Friday, October 19, 2007


This is how much China hates the Dalai Lama. So much that when the Tibetan spiritual leader met with President Bush Tuesday in Washington, what we can assume was the most important meeting between two people anywhere in world, there was not a single reporter or cameraman in sight. A day before the United States Congress honors the Dalai Lama for his humanitarian work in a ceremony that the Chinese government has deemed "extremely wrong," the media was kept away from the White House out of respect for China. Because I guess Chinese government doesn’t want its bitter Buddhist enemy seen with a man so well-respected throughout the world as George W. Bush.
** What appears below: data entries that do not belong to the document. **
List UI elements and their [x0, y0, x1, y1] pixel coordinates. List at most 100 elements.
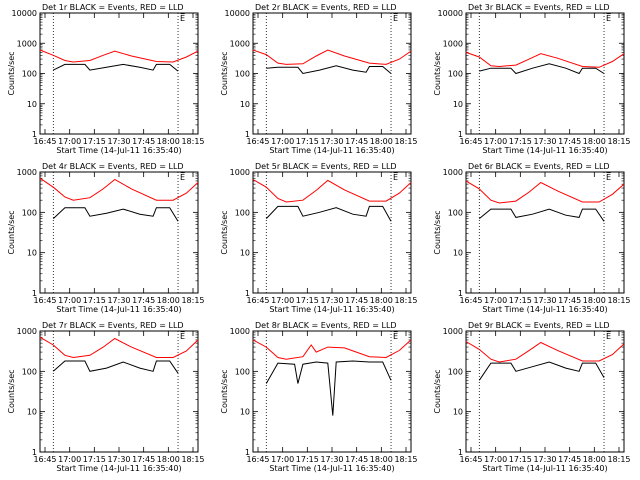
- y-axis-label: Counts/sec: [433, 210, 442, 254]
- y-tick-label: 1000: [230, 168, 250, 177]
- x-tick-label: 18:00: [370, 455, 393, 464]
- x-tick-label: 17:00: [484, 455, 507, 464]
- x-tick-label: 17:45: [132, 455, 155, 464]
- panel-title: Det 6r BLACK = Events, RED = LLD: [468, 162, 610, 171]
- x-tick-label: 18:00: [583, 137, 606, 146]
- y-tick-label: 1: [32, 289, 37, 298]
- panel-det-7r: Det 7r BLACK = Events, RED = LLD 1 10 100 10…: [7, 321, 205, 473]
- series-events-line: [53, 63, 179, 72]
- x-tick-label: 17:45: [132, 296, 155, 305]
- x-tick-label: 17:00: [58, 455, 81, 464]
- series-events-line: [265, 360, 392, 416]
- plot-frame: [465, 171, 625, 294]
- x-tick-label: 17:00: [58, 137, 81, 146]
- plot-frame: [465, 12, 625, 135]
- legend-glyph: E̅: [393, 172, 399, 182]
- x-axis-label: Start Time (14-Jul-11 16:35:40): [56, 146, 181, 155]
- x-tick-label: 17:15: [509, 455, 532, 464]
- y-tick-label: 100: [448, 70, 463, 79]
- x-tick-label: 16:45: [246, 137, 269, 146]
- x-tick-label: 17:30: [320, 296, 343, 305]
- x-tick-label: 16:45: [246, 455, 269, 464]
- x-tick-label: 17:15: [83, 455, 106, 464]
- panel-det-2r: Det 2r BLACK = Events, RED = LLD 1 10 100 10…: [220, 3, 418, 155]
- panel-det-3r: Det 3r BLACK = Events, RED = LLD 1 10 100 10…: [433, 3, 631, 155]
- series-events-line: [52, 360, 179, 374]
- panel-det-1r: Det 1r BLACK = Events, RED = LLD 1 10 100 10…: [7, 3, 205, 155]
- y-tick-label: 10: [453, 249, 463, 258]
- x-tick-label: 16:45: [33, 455, 56, 464]
- panel-title: Det 7r BLACK = Events, RED = LLD: [42, 321, 184, 330]
- x-tick-label: 17:30: [320, 137, 343, 146]
- panel-det-4r: Det 4r BLACK = Events, RED = LLD 1 10 100 10…: [7, 162, 205, 314]
- x-tick-label: 17:00: [484, 137, 507, 146]
- x-tick-label: 17:15: [509, 137, 532, 146]
- panel-title: Det 3r BLACK = Events, RED = LLD: [468, 3, 610, 12]
- y-tick-label: 100: [235, 70, 250, 79]
- legend-glyph: E̅: [393, 331, 399, 341]
- x-tick-label: 17:15: [296, 137, 319, 146]
- x-tick-label: 17:30: [107, 296, 130, 305]
- series-lld-line: [39, 49, 199, 63]
- x-tick-label: 16:45: [459, 296, 482, 305]
- x-axis-label: Start Time (14-Jul-11 16:35:40): [269, 146, 394, 155]
- x-tick-label: 18:15: [607, 455, 630, 464]
- y-tick-label: 1000: [230, 327, 250, 336]
- x-tick-label: 17:30: [107, 455, 130, 464]
- series-lld-line: [252, 179, 412, 203]
- y-tick-label: 1000: [17, 327, 37, 336]
- plot-frame: [252, 12, 412, 135]
- x-tick-label: 17:45: [132, 137, 155, 146]
- x-tick-label: 18:15: [181, 296, 204, 305]
- series-lld-line: [252, 49, 412, 65]
- x-tick-label: 18:00: [157, 137, 180, 146]
- series-events-line: [266, 65, 392, 75]
- x-tick-label: 18:15: [394, 455, 417, 464]
- legend-glyph: E̅: [180, 172, 186, 182]
- y-axis-label: Counts/sec: [220, 369, 229, 413]
- x-tick-label: 17:00: [271, 137, 294, 146]
- y-tick-label: 10: [27, 100, 37, 109]
- plot-frame: [465, 330, 625, 453]
- y-tick-label: 10000: [12, 9, 37, 18]
- x-tick-label: 17:15: [296, 455, 319, 464]
- series-lld-line: [39, 336, 199, 359]
- panel-title: Det 1r BLACK = Events, RED = LLD: [42, 3, 184, 12]
- y-tick-label: 1000: [17, 168, 37, 177]
- series-lld-line: [465, 51, 625, 68]
- x-tick-label: 17:30: [533, 137, 556, 146]
- y-axis-label: Counts/sec: [220, 51, 229, 95]
- y-tick-label: 10000: [225, 9, 250, 18]
- x-axis-label: Start Time (14-Jul-11 16:35:40): [482, 146, 607, 155]
- x-axis-label: Start Time (14-Jul-11 16:35:40): [56, 464, 181, 473]
- y-tick-label: 1: [245, 130, 250, 139]
- series-events-line: [478, 208, 605, 222]
- y-axis-label: Counts/sec: [7, 51, 16, 95]
- y-tick-label: 1: [32, 130, 37, 139]
- y-tick-label: 100: [22, 70, 37, 79]
- series-lld-line: [465, 180, 625, 204]
- x-tick-label: 16:45: [459, 137, 482, 146]
- y-tick-label: 10000: [438, 9, 463, 18]
- y-tick-label: 100: [448, 208, 463, 217]
- x-tick-label: 16:45: [33, 296, 56, 305]
- y-tick-label: 1: [458, 448, 463, 457]
- panel-title: Det 4r BLACK = Events, RED = LLD: [42, 162, 184, 171]
- x-axis-label: Start Time (14-Jul-11 16:35:40): [269, 305, 394, 314]
- series-lld-line: [465, 341, 625, 363]
- x-tick-label: 16:45: [246, 296, 269, 305]
- x-tick-label: 18:00: [370, 296, 393, 305]
- y-tick-label: 1: [458, 130, 463, 139]
- x-tick-label: 18:15: [607, 137, 630, 146]
- series-events-line: [479, 63, 605, 75]
- x-tick-label: 18:15: [394, 137, 417, 146]
- x-tick-label: 17:30: [533, 455, 556, 464]
- x-tick-label: 18:15: [181, 455, 204, 464]
- x-tick-label: 17:00: [271, 296, 294, 305]
- y-tick-label: 100: [448, 367, 463, 376]
- x-tick-label: 18:15: [607, 296, 630, 305]
- y-tick-label: 1000: [443, 39, 463, 48]
- x-tick-label: 18:00: [583, 455, 606, 464]
- series-events-line: [478, 361, 605, 381]
- y-tick-label: 1: [245, 448, 250, 457]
Reuters reported that Wednesday’s ceremony will be the first time a sitting U.S. president will appear publicly with the Dalai Lama, however the photo above from 2003 somewhat confutes this claim. If you are still confused, photo is right, Reuters is wrong. Bush has met with the Dalai Lama several times before during his presidency, however, Wednesday’s honor will be the first time a sitting U.S. president will bestow an honor upon the religious leader, who China considers to be a separatist and a threat to its sovereignty. China’s foreign minister said the Bush-Lama meeting "seriously violates the norm of international relations and seriously wounded the feelings of the Chinese people and interfered with China’s internal affairs." The Dalai Lama has lived in India since being exiled from China in 1959 for staging an uprising against the Chinese government. In China’s eyes, the legitimization of the Dalai Lama as a world leader fuels the Tibetan freedom movement and lends credence to both Tibetan separatists and the Beastie Boys. And you know what? So what. Let China be "wounded." Nobody demanded that Hu Jintao cancel his photo ops with Omar al-Bashir of Sudan or Burma’s Than Shwe, actual heads of state. The Dalai Lama is a spiritual leader with whom the United States government has every right in the world to meet and it so desires, to honor. China has to deal with the fact that most of the world views the Dalai Lama not as a rebel rouser or nuisance, but as a symbol of religious freedom and Tibet’s rightful leader. China’s leadership might not agree with it, but it might help to accept it. And from an American point of view, anything that helps guide George Bush back onto that Noble Eightfold Path that leads to Nirvana might be worth a little Chinese fury.